QUESTIONS TO THE PARTIES
1. Given the refusals of the courts to examine the factual basis of the charges against the applicant in the detention proceedings and the findings made by the Supreme Court of the Bashkortostan Republic in the special ruling ( частное постановление ) of 27 December 2010 , w as the applicant ’ s arrest and detention on remand based on a “reasonable suspicion”, as required by Article 5 § 1 (c) of the Conv ention (see, mutatis mutandis , Grinenko v. Ukraine, no. 33627/06 , §§ 83-84 , 15 November 2012 ; Pichugin v. Russia , no. 38623/03, §§ 125 -126 , 23 October 2012 ) ? Did the courts examine this issue in the detention proceedings ? Was the scope of the judicial control of the lawfulness of the applicant ’ s detention compatible with the requirements of Article 5 § 4 (see, mutatis mutandis , Kostadinov v. Bulgaria , no. 55712/00, §§ 84-85, 7 February 2008)?
2. Was the length of the applicant ’ s detention on remand in breach of the “reasonable time” requirement of Article 5 § 3 of the Convention? In particular, were there “relevant and sufficient” reasons for the applicant ’ s continued detention? Did the authorities display “special diligence” in the conduct of the proceedings against the applicant, as required by Article 5 § 3 of the Convention?

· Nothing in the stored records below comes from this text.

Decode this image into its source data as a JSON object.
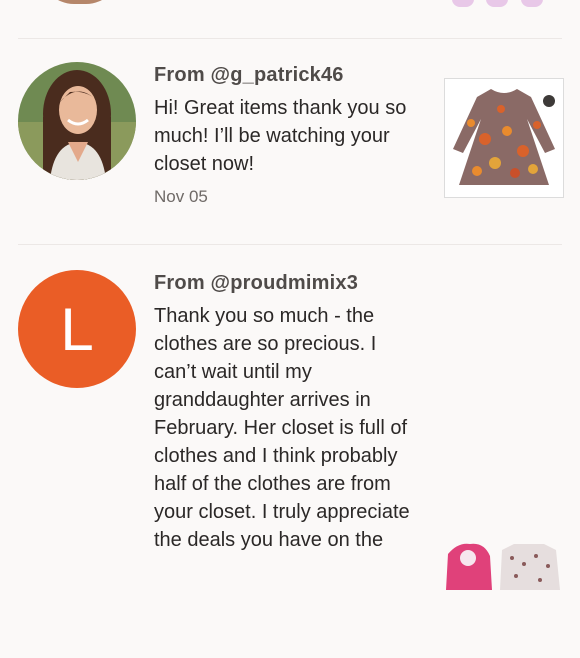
{
  "reviews": [
    {
      "from": "From @g_patrick46",
      "message": "Hi! Great items thank you so much! I’ll be watching your closet now!",
      "date": "Nov 05"
    },
    {
      "avatar_letter": "L",
      "from": "From @proudmimix3",
      "message": "Thank you so much - the clothes are so precious. I can’t wait until my granddaughter arrives in February. Her closet is full of clothes and I think probably half of the clothes are from your closet. I truly appreciate the deals you have on the"
    }
  ],
  "colors": {
    "letter_avatar_bg": "#ea5d26",
    "background": "#fbf9f8"
  }
}
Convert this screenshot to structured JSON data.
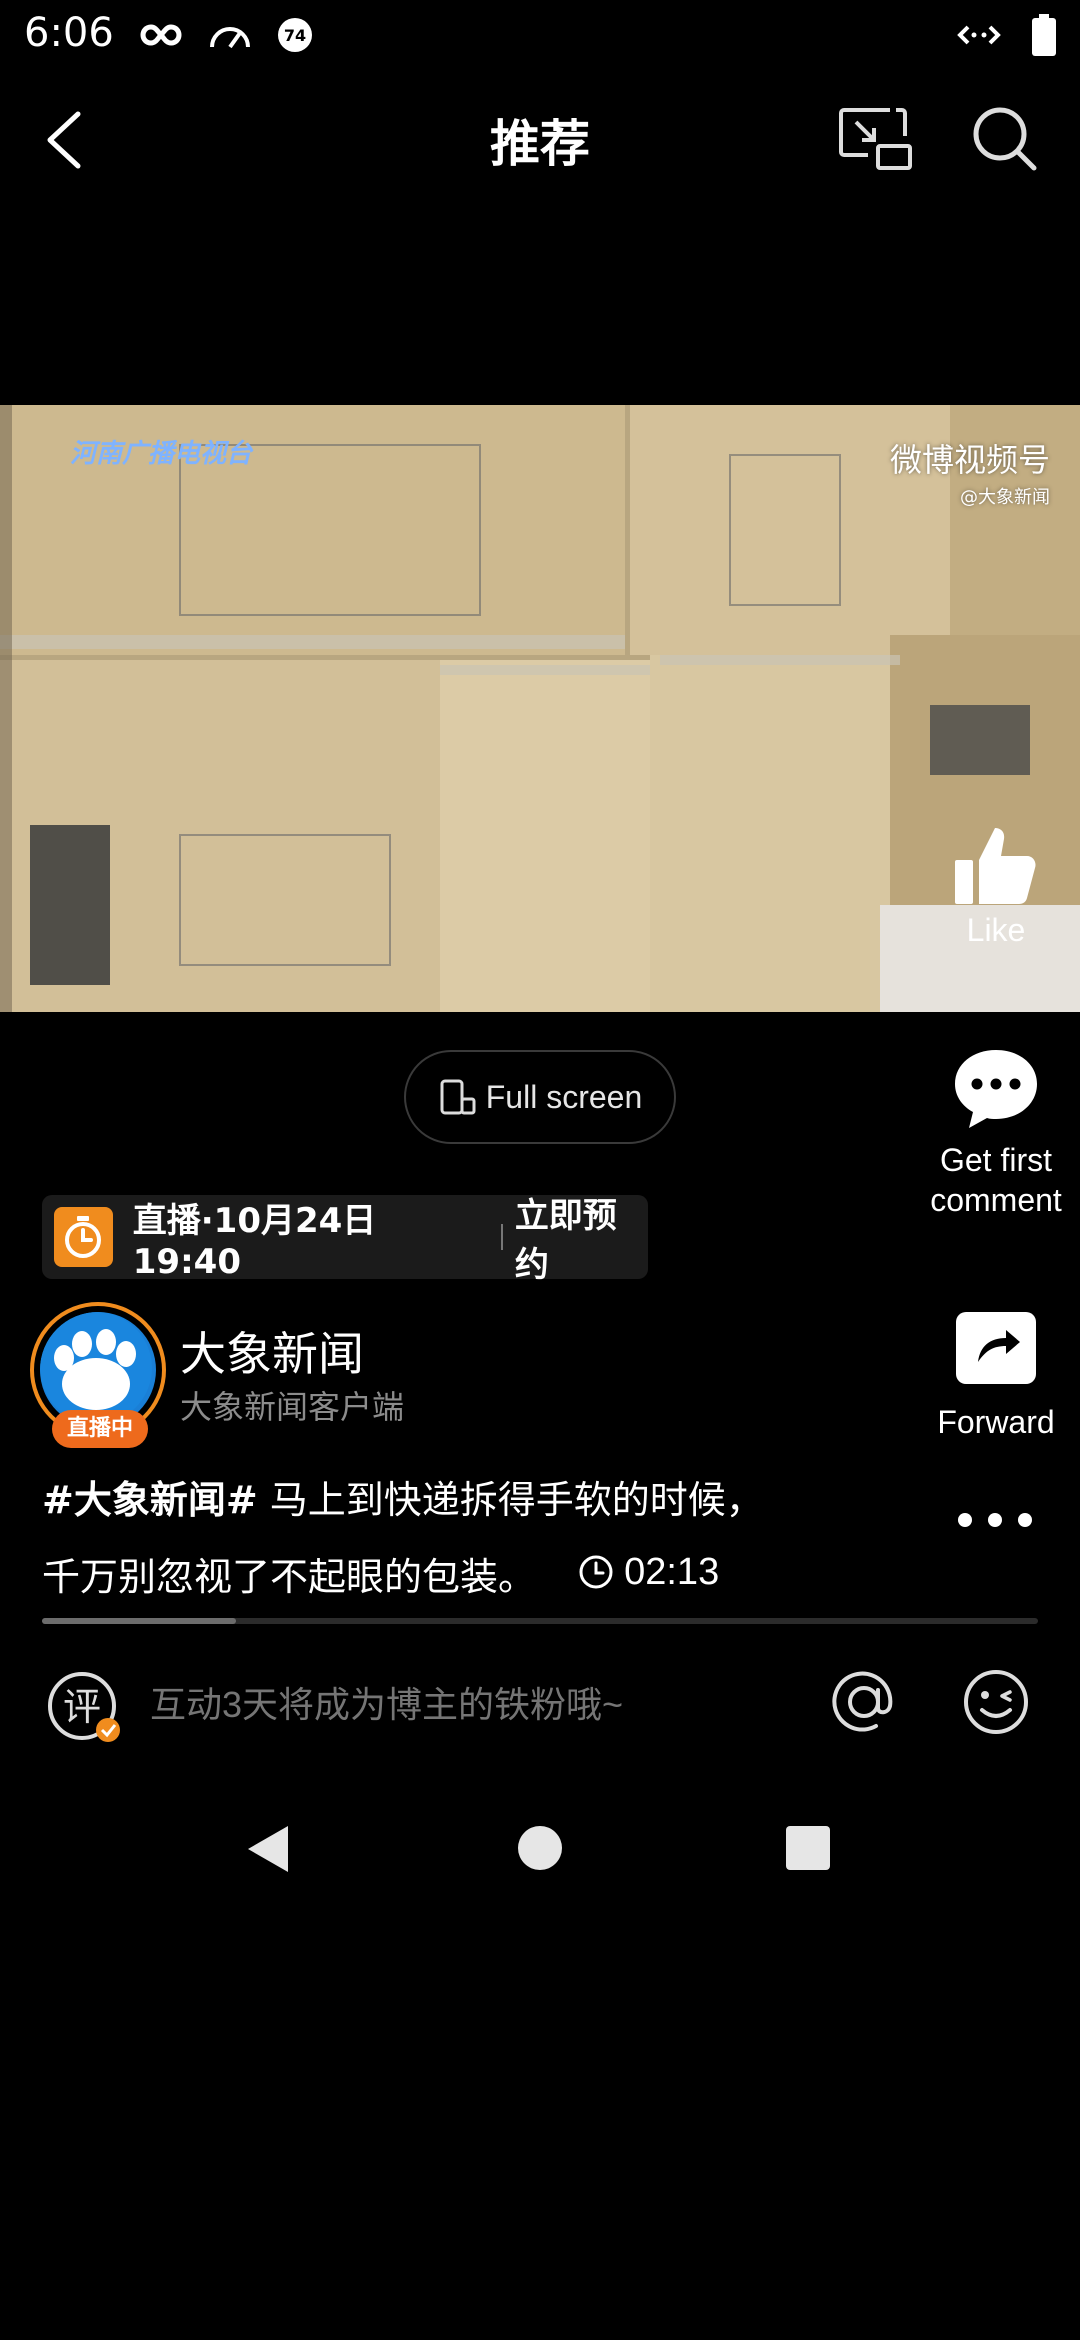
{
  "status_bar": {
    "time": "6:06",
    "battery_badge": "74",
    "icons_left": [
      "infinity-icon",
      "gauge-icon",
      "badge-74-icon"
    ],
    "icons_right": [
      "data-arrows-icon",
      "battery-icon"
    ]
  },
  "header": {
    "title": "推荐",
    "back_icon": "chevron-left-icon",
    "pip_icon": "picture-in-picture-icon",
    "search_icon": "search-icon"
  },
  "video": {
    "watermark_left": "河南广播电视台",
    "watermark_right_line1": "微博视频号",
    "watermark_right_line2": "@大象新闻"
  },
  "actions": {
    "like_label": "Like",
    "comment_label": "Get first comment",
    "forward_label": "Forward",
    "more_icon": "more-dots-icon"
  },
  "fullscreen": {
    "label": "Full screen"
  },
  "live_card": {
    "text": "直播·10月24日 19:40",
    "reserve": "立即预约",
    "accent": "#F08C1E"
  },
  "author": {
    "name": "大象新闻",
    "subtitle": "大象新闻客户端",
    "live_badge": "直播中"
  },
  "post": {
    "hashtag": "#大象新闻#",
    "line1": " 马上到快递拆得手软的时候，",
    "line2": "千万别忽视了不起眼的包装。",
    "duration": "02:13"
  },
  "progress": {
    "fraction": 0.195
  },
  "comment_bar": {
    "placeholder": "互动3天将成为博主的铁粉哦~",
    "comment_icon_text": "评"
  }
}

3. Has there been any hindrance by the State in the present case with the effective exercise of the applicant ’ s right of application, ensured by Article 34 of the Convention? In particular, when did the remand prison authorities receive the Court ’ s letter of 17 April 2009 addressed to the applicant and when did they hand the letter out to him? What was the justification for the alleged delay in handing out that letter to the applicant? Was the correspondence between the applicant and the Court monitored or censored by the staff of the detention facilities?